Добавить в цитаты Настройки чтения

Страница 61 из 106

— А хошь, я тебе дам свою дочь?

— Которую это? — Вею поднимает голову.

— Да хоть которую. Старшая нравится?

У деда семь дочерей от разных матерей. Четверо вышли замуж. Из оставшихся старшая — Тамара. Сидит в совхозной конторе. Экономист.

— Хорошая девка выросла, — молвит Вею, думая о своем; Как вышла Елук замуж на другую улицу, все хорошие родятся только там. На Нижней ни одной путной не родилось, будто эту улицу прокляла овда[13], будто всех хороших метлой новым ели отсюда.

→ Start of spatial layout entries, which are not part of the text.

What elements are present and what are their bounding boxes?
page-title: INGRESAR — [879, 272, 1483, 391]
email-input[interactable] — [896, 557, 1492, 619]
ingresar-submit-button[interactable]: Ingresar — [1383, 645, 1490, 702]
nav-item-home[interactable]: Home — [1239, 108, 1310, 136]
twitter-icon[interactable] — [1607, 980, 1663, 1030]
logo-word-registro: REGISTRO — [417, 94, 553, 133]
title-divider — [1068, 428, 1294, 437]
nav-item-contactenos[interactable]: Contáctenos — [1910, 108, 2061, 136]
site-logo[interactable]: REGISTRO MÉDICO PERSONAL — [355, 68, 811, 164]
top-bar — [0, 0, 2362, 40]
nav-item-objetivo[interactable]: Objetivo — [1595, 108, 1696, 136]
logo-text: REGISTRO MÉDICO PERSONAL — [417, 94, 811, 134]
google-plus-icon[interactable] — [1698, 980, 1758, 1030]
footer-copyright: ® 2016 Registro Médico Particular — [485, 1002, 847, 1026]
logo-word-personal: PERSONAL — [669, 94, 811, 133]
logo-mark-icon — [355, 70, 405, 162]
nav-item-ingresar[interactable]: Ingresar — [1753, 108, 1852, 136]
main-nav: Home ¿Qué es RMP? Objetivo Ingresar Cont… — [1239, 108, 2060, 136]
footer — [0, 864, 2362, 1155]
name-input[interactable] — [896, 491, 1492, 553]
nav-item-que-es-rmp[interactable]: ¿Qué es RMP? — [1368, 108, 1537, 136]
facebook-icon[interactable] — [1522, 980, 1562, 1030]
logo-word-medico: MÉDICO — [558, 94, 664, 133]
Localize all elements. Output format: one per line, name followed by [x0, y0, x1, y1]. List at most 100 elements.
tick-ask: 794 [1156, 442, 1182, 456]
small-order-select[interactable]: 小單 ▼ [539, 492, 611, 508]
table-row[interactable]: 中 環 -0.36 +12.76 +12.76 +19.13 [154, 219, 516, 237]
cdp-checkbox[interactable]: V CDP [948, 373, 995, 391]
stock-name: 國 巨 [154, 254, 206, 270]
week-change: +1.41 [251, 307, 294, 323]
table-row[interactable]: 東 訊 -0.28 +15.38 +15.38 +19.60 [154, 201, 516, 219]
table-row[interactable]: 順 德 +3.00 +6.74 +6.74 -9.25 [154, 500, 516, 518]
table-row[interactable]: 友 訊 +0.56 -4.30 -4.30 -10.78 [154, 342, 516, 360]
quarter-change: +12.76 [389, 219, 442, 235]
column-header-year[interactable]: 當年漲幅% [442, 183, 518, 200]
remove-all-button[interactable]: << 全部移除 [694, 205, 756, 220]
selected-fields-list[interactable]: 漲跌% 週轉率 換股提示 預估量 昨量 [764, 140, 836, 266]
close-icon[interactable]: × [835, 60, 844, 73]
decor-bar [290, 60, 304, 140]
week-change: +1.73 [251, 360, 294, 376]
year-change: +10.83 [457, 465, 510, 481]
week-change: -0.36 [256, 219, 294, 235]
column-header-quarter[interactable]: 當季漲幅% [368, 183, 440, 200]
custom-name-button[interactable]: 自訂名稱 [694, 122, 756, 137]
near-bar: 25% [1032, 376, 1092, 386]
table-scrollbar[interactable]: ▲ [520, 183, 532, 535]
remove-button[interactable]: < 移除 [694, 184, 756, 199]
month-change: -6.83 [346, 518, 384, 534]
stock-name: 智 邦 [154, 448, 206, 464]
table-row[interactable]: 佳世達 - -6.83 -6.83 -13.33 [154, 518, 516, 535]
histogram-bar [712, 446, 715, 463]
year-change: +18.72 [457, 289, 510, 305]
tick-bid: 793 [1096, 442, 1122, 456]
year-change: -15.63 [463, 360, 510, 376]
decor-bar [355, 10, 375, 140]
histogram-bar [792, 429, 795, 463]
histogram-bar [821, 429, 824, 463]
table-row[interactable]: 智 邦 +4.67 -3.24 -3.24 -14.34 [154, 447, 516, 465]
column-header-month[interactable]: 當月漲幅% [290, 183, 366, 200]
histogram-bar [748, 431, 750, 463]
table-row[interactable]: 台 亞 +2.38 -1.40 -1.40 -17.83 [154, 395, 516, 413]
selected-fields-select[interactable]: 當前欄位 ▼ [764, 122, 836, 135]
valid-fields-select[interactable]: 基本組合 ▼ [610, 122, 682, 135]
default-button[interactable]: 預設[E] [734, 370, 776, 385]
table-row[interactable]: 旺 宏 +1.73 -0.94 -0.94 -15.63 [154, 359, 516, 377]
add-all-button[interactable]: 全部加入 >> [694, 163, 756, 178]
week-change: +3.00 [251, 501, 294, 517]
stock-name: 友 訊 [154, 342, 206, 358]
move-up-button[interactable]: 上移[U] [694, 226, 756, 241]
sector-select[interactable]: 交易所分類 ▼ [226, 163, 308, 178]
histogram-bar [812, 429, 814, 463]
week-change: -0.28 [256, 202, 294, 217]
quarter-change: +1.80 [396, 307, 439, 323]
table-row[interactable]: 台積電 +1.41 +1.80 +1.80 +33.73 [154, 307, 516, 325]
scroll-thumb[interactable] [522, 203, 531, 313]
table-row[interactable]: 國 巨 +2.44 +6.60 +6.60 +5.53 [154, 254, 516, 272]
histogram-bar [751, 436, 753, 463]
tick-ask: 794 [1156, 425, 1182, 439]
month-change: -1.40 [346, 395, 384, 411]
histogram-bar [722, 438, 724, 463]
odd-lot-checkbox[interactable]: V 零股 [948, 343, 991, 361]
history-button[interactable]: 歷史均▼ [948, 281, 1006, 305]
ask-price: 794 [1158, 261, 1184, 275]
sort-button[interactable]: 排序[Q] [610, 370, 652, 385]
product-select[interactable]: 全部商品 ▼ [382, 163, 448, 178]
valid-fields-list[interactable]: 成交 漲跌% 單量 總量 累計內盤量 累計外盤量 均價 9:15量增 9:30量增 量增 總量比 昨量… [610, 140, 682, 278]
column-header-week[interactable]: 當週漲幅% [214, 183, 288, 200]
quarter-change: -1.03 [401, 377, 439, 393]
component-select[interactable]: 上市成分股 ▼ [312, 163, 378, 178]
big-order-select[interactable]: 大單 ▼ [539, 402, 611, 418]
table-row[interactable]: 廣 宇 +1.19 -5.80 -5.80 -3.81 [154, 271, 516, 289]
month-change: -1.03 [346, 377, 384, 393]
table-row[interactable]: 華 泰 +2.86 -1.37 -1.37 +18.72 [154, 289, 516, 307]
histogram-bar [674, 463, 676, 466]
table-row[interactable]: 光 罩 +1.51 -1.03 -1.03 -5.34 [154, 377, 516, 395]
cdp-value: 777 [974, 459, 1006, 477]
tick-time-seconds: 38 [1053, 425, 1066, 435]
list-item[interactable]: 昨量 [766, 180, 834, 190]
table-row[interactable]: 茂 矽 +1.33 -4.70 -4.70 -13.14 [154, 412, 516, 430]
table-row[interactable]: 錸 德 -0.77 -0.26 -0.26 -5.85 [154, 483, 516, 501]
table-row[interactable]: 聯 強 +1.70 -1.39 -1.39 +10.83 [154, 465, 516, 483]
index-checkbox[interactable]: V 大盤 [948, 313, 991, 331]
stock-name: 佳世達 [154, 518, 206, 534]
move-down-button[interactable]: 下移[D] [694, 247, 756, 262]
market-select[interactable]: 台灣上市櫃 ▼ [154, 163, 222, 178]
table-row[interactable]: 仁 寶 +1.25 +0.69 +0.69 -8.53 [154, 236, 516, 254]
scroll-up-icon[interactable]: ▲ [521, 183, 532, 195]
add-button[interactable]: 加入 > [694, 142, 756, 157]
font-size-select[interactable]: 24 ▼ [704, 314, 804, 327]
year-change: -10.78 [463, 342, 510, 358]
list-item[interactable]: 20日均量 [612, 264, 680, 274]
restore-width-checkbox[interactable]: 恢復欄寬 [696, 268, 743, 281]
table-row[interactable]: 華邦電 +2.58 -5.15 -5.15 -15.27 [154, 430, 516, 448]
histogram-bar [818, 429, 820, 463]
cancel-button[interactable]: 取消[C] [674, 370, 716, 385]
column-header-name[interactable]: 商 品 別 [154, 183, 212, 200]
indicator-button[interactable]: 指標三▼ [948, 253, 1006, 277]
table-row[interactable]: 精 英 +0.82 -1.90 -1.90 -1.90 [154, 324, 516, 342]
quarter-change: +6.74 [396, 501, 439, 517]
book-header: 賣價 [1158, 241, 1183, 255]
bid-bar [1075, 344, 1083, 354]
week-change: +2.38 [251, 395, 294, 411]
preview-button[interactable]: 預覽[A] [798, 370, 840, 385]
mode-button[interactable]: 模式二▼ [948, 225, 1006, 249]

— Вот-вот, то и говорю. Давай сейчас же пойдем сватать. Хоть одного гармониста оставишь после себя.

— Нет. Не надо…

— Ну зачем, а?

— Все они на один манер. Теперь я всех женщин ненавижу.

— Жалко-жалко, — дед садится на лавку, повесив голову, но скоро выпрямляется, обнимает Вею, нежно всматривается в его глаза, ласково говорит: — А вообще-то правильно говоришь. Плюнь на всех! Очень нужны они! Лучше давай попляшу разок, а?

— Какую играть? — Вею устраивает пальцы ка клавиши.

— Раньше я под ать-тя-тя, ать-тя-тя любил плясать. Давай эту.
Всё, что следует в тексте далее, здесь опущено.